A woman came to the Bonney Lake Police Department to report her white Bichon Maltese dog as stolen.

She told police she had been in the Fred Meyer the week prior and left her dog in the car while she was shopping. Then, someone reported on the PA system that a white dog was loose in the parking lot. The woman spoke to the store manager, who said that one of the store’s employees found the dog and took it with him to the South Hill Fred Meyer, where he sometimes worked. The manager told the woman that her employee knew a place in that area that groomed dogs and found homes for them. The dog owner called the Fred Meyer employee, who said he took her dog to the Tacoma Pierce County Animal Shelter. She thought it was odd and contacted the shelter; she was told that no dogs matching her description had been dropped off and Bonney Lake was out of their jurisdiction. The woman called Metro Animal Services and was told they did not have a dog that matched her description, either. The woman suspected the store employee of stealing her dog.

Police contacted the Fred Meyer employee who said that a customer informed him they saw someone in the parking lot kick a little white dog out of their car. He said he walked outside and saw the dog running under vehicles, and that it had no collar or identifying marks. The dog’s coat was dirty and matted. The man put a call over the PA system and waited 30 minutes before taking the dog to a veterinarian hospital on South Hill to get it checked for a microchip. There was no microchip, so the man brought it to the Humane Society in Tacoma.

He told the officer that he went to the back entrance of the shelter and was greeted by a woman who said she’d take care of the dog. Since he was in a hurry, he left the dog with her without bringing it inside.

The vet hospital confirmed the man came in with the dog and that one of their employees offered to take it if no one claimed it. Police determined that the man thought the animal was a stray and left it with someone at the Humane Society. The dog owner told police she had a broken window in her car and believed that’s how the dog escaped in the first place.

Nov. 20, 2011

Domestic Violence

Officers responded to a domestic violence assault on the 7000 block of Locust Ave. E. The caller said that his stepbrother had assaulted him. The man was described as in his ‘30s and missing his right arm.

The reporting party told police his stepbrother knocked on the door and he didn’t answer, because the two had fought in the past. His stepbrother let himself in with a key and punched the man in his right cheek with his left fist. The man ran to his bedroom to grab a handgun to defend himself, but his stepbrother left the residence before he returned to the living room. The gun was not involved in any conflict.

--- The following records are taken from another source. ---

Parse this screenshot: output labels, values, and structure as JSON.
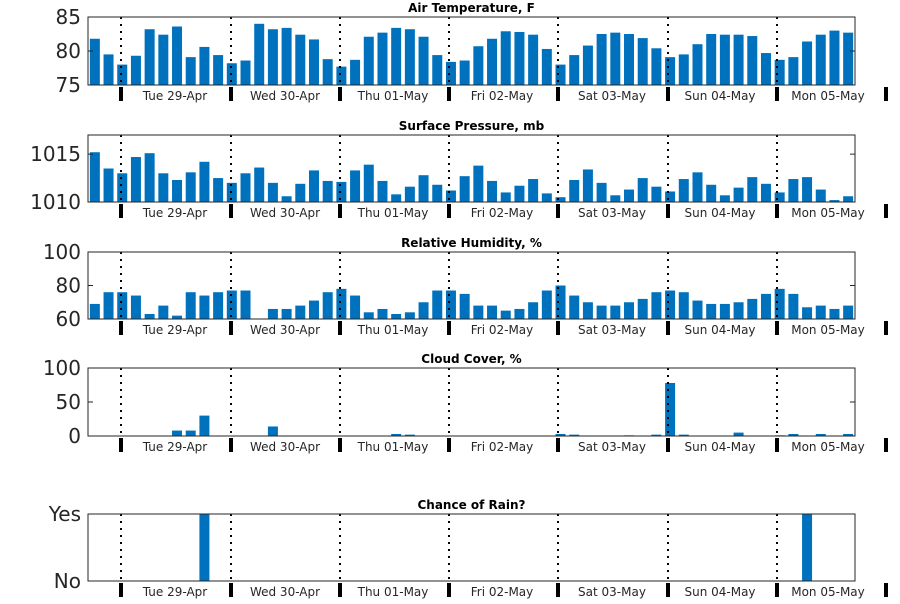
{
  "bar_color": "#0072bd",
  "day_labels": [
    "Tue 29-Apr",
    "Wed 30-Apr",
    "Thu 01-May",
    "Fri 02-May",
    "Sat 03-May",
    "Sun 04-May",
    "Mon 05-May"
  ],
  "chart_data": [
    {
      "type": "bar",
      "title": "Air Temperature, F",
      "ylim": [
        75,
        85
      ],
      "yticks": [
        "75",
        "80",
        "85"
      ],
      "values": [
        81.8,
        79.5,
        78.0,
        79.3,
        83.2,
        82.4,
        83.6,
        79.1,
        80.6,
        79.4,
        78.2,
        78.6,
        84.0,
        83.2,
        83.4,
        82.4,
        81.7,
        78.8,
        77.7,
        78.7,
        82.1,
        82.7,
        83.4,
        83.2,
        82.1,
        79.4,
        78.4,
        78.6,
        80.7,
        81.8,
        82.9,
        82.8,
        82.4,
        80.3,
        78.0,
        79.4,
        80.8,
        82.5,
        82.7,
        82.5,
        81.9,
        80.4,
        79.1,
        79.5,
        81.0,
        82.5,
        82.4,
        82.4,
        82.2,
        79.7,
        78.7,
        79.1,
        81.4,
        82.4,
        83.0,
        82.7
      ]
    },
    {
      "type": "bar",
      "title": "Surface Pressure, mb",
      "ylim": [
        1010,
        1017
      ],
      "yticks": [
        "1010",
        "1015"
      ],
      "values": [
        1015.2,
        1013.5,
        1013.0,
        1014.7,
        1015.1,
        1013.0,
        1012.3,
        1013.1,
        1014.2,
        1012.5,
        1012.0,
        1013.0,
        1013.6,
        1012.0,
        1010.6,
        1011.9,
        1013.3,
        1012.2,
        1012.1,
        1013.3,
        1013.9,
        1012.2,
        1010.8,
        1011.6,
        1012.8,
        1011.8,
        1011.2,
        1012.7,
        1013.8,
        1012.2,
        1011.0,
        1011.7,
        1012.4,
        1010.9,
        1010.5,
        1012.3,
        1013.4,
        1012.0,
        1010.7,
        1011.3,
        1012.5,
        1011.6,
        1011.1,
        1012.4,
        1013.1,
        1011.8,
        1010.7,
        1011.5,
        1012.6,
        1011.9,
        1011.0,
        1012.4,
        1012.6,
        1011.3,
        1010.2,
        1010.6
      ]
    },
    {
      "type": "bar",
      "title": "Relative Humidity, %",
      "ylim": [
        60,
        100
      ],
      "yticks": [
        "60",
        "80",
        "100"
      ],
      "values": [
        69,
        76,
        76,
        74,
        63,
        68,
        62,
        76,
        74,
        76,
        77,
        77,
        60,
        66,
        66,
        68,
        71,
        76,
        78,
        74,
        64,
        66,
        63,
        64,
        70,
        77,
        77,
        75,
        68,
        68,
        65,
        66,
        70,
        77,
        80,
        74,
        70,
        68,
        68,
        70,
        72,
        76,
        77,
        76,
        71,
        69,
        69,
        70,
        72,
        75,
        78,
        75,
        67,
        68,
        66,
        68
      ]
    },
    {
      "type": "bar",
      "title": "Cloud Cover, %",
      "ylim": [
        0,
        100
      ],
      "yticks": [
        "0",
        "50",
        "100"
      ],
      "values": [
        0,
        0,
        0,
        0,
        0,
        0,
        8,
        8,
        30,
        0,
        0,
        0,
        0,
        14,
        0,
        0,
        0,
        0,
        0,
        0,
        0,
        0,
        3,
        2,
        0,
        0,
        0,
        0,
        0,
        0,
        0,
        0,
        0,
        0,
        3,
        2,
        0,
        0,
        0,
        1,
        0,
        2,
        78,
        2,
        0,
        0,
        0,
        5,
        0,
        0,
        1,
        3,
        0,
        3,
        0,
        3
      ]
    },
    {
      "type": "bar",
      "title": "Chance of Rain?",
      "ylim": [
        0,
        1
      ],
      "yticks": [
        "No",
        "Yes"
      ],
      "values": [
        0,
        0,
        0,
        0,
        0,
        0,
        0,
        0,
        1,
        0,
        0,
        0,
        0,
        0,
        0,
        0,
        0,
        0,
        0,
        0,
        0,
        0,
        0,
        0,
        0,
        0,
        0,
        0,
        0,
        0,
        0,
        0,
        0,
        0,
        0,
        0,
        0,
        0,
        0,
        0,
        0,
        0,
        0,
        0,
        0,
        0,
        0,
        0,
        0,
        0,
        0,
        0,
        1,
        0,
        0,
        0
      ]
    }
  ]
}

The reporting party said he had just gotten out of the Marines after serving for five years. Officers noted that they found it unusual that a former Marine would need to defend himself with a handgun against one-armed person. The man replied, “I don’t mess around.”

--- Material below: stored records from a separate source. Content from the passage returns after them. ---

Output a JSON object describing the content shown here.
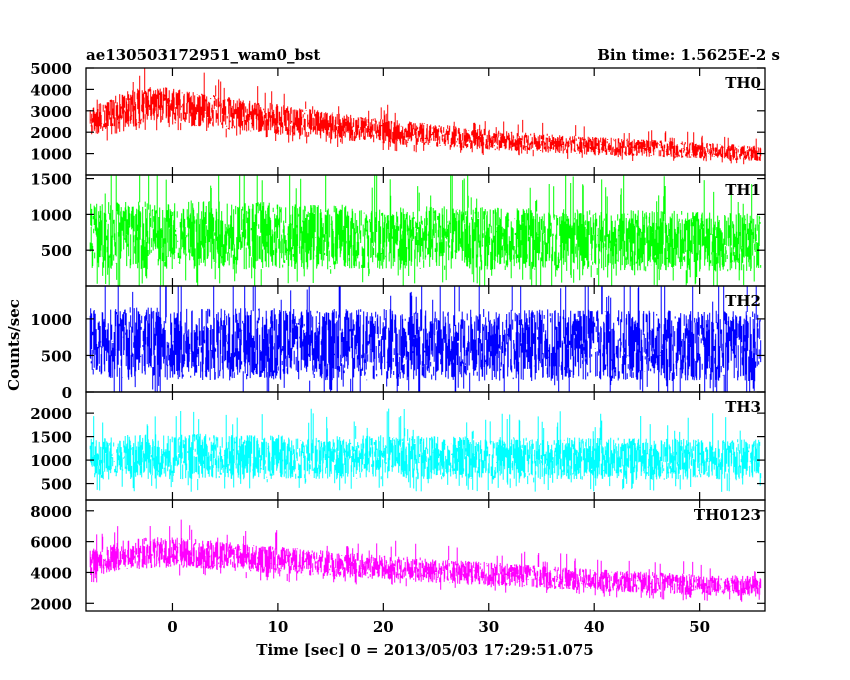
{
  "title_left": "ae130503172951_wam0_bst",
  "title_right": "Bin time: 1.5625E-2 s",
  "ylabel": "Counts/sec",
  "xlabel": "Time [sec] 0 = 2013/05/03 17:29:51.075",
  "chart_data": {
    "type": "line",
    "x_range": [
      -8.2,
      56.2
    ],
    "x_ticks": [
      0,
      10,
      20,
      30,
      40,
      50
    ],
    "x_tick_labels": [
      "0",
      "10",
      "20",
      "30",
      "40",
      "50"
    ],
    "data_x_range": [
      -7.8,
      55.8
    ],
    "panels": [
      {
        "name": "TH0",
        "color": "#ff0000",
        "ylim": [
          0,
          5000
        ],
        "yticks": [
          1000,
          2000,
          3000,
          4000,
          5000
        ],
        "ytick_labels": [
          "1000",
          "2000",
          "3000",
          "4000",
          "5000"
        ],
        "envelope": {
          "t": [
            -7.8,
            -5,
            -2,
            0,
            5,
            10,
            15,
            20,
            25,
            30,
            35,
            40,
            45,
            50,
            55.8
          ],
          "mean": [
            2400,
            3000,
            3300,
            3200,
            2900,
            2600,
            2300,
            2050,
            1850,
            1650,
            1500,
            1350,
            1250,
            1150,
            1000
          ],
          "spread": [
            800,
            950,
            1000,
            950,
            850,
            800,
            700,
            650,
            600,
            550,
            500,
            480,
            450,
            420,
            400
          ]
        }
      },
      {
        "name": "TH1",
        "color": "#00ff00",
        "ylim": [
          0,
          1550
        ],
        "yticks": [
          500,
          1000,
          1500
        ],
        "ytick_labels": [
          "500",
          "1000",
          "1500"
        ],
        "envelope": {
          "t": [
            -7.8,
            0,
            10,
            20,
            30,
            40,
            50,
            55.8
          ],
          "mean": [
            700,
            720,
            700,
            680,
            660,
            640,
            620,
            600
          ],
          "spread": [
            520,
            540,
            520,
            500,
            490,
            480,
            470,
            460
          ]
        }
      },
      {
        "name": "TH2",
        "color": "#0000ff",
        "ylim": [
          0,
          1450
        ],
        "yticks": [
          0,
          500,
          1000
        ],
        "ytick_labels": [
          "0",
          "500",
          "1000"
        ],
        "envelope": {
          "t": [
            -7.8,
            0,
            10,
            20,
            30,
            40,
            50,
            55.8
          ],
          "mean": [
            660,
            660,
            650,
            650,
            640,
            640,
            630,
            630
          ],
          "spread": [
            560,
            560,
            550,
            550,
            550,
            540,
            540,
            540
          ]
        }
      },
      {
        "name": "TH3",
        "color": "#00ffff",
        "ylim": [
          150,
          2450
        ],
        "yticks": [
          500,
          1000,
          1500,
          2000
        ],
        "ytick_labels": [
          "500",
          "1000",
          "1500",
          "2000"
        ],
        "envelope": {
          "t": [
            -7.8,
            0,
            10,
            20,
            30,
            40,
            50,
            55.8
          ],
          "mean": [
            1050,
            1080,
            1070,
            1060,
            1040,
            1030,
            1010,
            1000
          ],
          "spread": [
            520,
            540,
            530,
            520,
            510,
            500,
            500,
            490
          ]
        }
      },
      {
        "name": "TH0123",
        "color": "#ff00ff",
        "ylim": [
          1500,
          8700
        ],
        "yticks": [
          2000,
          4000,
          6000,
          8000
        ],
        "ytick_labels": [
          "2000",
          "4000",
          "6000",
          "8000"
        ],
        "envelope": {
          "t": [
            -7.8,
            -5,
            -2,
            0,
            5,
            10,
            15,
            20,
            25,
            30,
            35,
            40,
            45,
            50,
            55.8
          ],
          "mean": [
            4600,
            5100,
            5300,
            5300,
            5050,
            4800,
            4550,
            4350,
            4100,
            3900,
            3700,
            3500,
            3350,
            3200,
            3100
          ],
          "spread": [
            1000,
            1100,
            1150,
            1100,
            1050,
            1000,
            950,
            900,
            880,
            850,
            820,
            800,
            780,
            760,
            750
          ]
        }
      }
    ]
  }
}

The reporting party’s father and his wife arrived at the house while police were there and said the stepbrother had legal access to the house. The stepbrother is the wife’s son and the reporting party is the man’s son. The two had become stepbrothers when they were adults and their parents got married.

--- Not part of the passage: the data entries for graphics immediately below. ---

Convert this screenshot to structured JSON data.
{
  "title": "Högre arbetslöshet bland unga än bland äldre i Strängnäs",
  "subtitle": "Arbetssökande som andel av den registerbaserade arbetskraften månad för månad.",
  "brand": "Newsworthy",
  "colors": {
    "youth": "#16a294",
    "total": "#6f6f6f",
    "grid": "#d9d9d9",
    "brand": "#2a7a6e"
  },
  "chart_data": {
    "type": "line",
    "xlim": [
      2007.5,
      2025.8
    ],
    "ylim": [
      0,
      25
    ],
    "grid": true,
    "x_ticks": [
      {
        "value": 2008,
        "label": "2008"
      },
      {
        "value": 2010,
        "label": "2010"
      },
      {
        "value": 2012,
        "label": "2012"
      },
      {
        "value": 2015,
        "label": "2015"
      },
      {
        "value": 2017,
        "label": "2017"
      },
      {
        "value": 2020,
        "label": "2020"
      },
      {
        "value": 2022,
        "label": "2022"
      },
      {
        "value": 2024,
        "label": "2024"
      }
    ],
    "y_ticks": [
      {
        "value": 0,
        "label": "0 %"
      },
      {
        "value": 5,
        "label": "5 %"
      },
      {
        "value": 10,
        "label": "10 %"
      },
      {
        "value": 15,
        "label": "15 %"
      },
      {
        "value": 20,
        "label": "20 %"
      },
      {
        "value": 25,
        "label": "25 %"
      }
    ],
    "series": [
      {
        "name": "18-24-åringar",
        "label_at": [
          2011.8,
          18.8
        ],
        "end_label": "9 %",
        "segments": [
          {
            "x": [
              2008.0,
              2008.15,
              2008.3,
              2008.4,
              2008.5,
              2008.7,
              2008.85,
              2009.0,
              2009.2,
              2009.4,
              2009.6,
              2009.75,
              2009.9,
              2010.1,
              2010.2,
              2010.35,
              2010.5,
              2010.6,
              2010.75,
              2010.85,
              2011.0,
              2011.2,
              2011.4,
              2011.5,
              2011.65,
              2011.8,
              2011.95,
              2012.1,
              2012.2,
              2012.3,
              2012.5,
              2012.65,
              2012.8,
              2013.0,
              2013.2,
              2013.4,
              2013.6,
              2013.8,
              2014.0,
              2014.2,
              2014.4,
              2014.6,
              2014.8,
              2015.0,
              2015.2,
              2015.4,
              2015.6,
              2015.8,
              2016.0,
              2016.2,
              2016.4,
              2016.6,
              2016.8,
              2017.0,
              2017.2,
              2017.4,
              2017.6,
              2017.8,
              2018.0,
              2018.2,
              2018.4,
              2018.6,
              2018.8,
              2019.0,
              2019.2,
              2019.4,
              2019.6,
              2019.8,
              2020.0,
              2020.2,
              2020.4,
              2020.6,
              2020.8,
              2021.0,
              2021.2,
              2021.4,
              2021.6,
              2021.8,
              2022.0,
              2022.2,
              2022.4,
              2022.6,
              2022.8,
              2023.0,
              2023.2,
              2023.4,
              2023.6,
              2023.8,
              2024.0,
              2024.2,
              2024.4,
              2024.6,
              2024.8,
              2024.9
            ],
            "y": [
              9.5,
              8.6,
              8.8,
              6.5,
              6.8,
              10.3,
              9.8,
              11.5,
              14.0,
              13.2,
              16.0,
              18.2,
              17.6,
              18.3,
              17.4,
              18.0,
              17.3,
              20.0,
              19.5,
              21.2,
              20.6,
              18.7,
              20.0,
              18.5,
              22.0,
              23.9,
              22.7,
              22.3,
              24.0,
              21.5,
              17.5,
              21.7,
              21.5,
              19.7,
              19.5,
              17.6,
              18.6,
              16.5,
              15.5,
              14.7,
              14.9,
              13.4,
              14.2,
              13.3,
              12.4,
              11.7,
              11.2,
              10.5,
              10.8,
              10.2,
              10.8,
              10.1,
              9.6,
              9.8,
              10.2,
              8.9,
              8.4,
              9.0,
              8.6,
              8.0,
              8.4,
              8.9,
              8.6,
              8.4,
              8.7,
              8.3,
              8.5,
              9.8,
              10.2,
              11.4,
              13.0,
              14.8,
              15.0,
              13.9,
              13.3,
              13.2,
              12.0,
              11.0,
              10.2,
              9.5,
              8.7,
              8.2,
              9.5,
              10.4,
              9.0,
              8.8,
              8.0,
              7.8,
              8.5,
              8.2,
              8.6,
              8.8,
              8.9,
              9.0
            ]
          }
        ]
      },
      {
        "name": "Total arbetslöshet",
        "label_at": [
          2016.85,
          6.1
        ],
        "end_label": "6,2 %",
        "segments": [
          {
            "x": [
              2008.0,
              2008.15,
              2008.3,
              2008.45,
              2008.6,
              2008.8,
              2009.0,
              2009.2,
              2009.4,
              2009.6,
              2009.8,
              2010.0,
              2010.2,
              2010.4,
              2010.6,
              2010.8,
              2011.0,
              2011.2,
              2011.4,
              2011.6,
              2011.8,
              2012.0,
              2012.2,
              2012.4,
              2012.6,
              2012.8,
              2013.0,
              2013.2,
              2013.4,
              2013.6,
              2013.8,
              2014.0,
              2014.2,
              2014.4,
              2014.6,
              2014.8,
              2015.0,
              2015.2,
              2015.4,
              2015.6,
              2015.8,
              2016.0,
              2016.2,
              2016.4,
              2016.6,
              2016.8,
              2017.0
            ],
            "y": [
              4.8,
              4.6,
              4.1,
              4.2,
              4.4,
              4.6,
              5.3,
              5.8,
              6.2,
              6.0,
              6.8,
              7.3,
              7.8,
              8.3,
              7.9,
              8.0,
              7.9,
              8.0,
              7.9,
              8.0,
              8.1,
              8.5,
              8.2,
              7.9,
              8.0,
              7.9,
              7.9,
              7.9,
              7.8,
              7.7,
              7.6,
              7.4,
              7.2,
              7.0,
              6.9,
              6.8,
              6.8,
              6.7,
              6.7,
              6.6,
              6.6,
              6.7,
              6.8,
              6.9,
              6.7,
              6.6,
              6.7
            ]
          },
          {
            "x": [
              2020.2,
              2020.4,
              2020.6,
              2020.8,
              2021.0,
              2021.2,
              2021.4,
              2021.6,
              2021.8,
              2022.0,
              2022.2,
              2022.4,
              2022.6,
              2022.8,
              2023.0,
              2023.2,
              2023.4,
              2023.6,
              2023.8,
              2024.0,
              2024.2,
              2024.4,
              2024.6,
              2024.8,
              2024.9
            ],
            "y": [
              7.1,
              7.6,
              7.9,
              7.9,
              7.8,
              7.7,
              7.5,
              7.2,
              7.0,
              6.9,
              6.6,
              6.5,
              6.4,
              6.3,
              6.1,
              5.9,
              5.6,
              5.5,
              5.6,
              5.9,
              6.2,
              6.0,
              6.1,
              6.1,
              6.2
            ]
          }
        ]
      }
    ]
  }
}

The man thought his son, who ran away after hitting the reporting party, was staying with his ex-wife. Police spoke to her on the phone and she said he wasn’t with her at that time but she’d have him give officers a call.

Around 11 p.m. that night, officers received a call from the man, who told them he had gone to his father’s residence and his stepbrother would not answer the door when he knocked on it. He said he could see him smirking from inside, the man let himself in with a key and the two began to argue. He grabbed his stepbrother by the shirt and hit him in the head. The man said that since he only has one arm he didn’t want to fight his stepbrother, so when he ran in the back room to grab a gun, the man left.    

Police forwarded charges of domestic violence against both men to the Bonney Lake Prosecutor for review.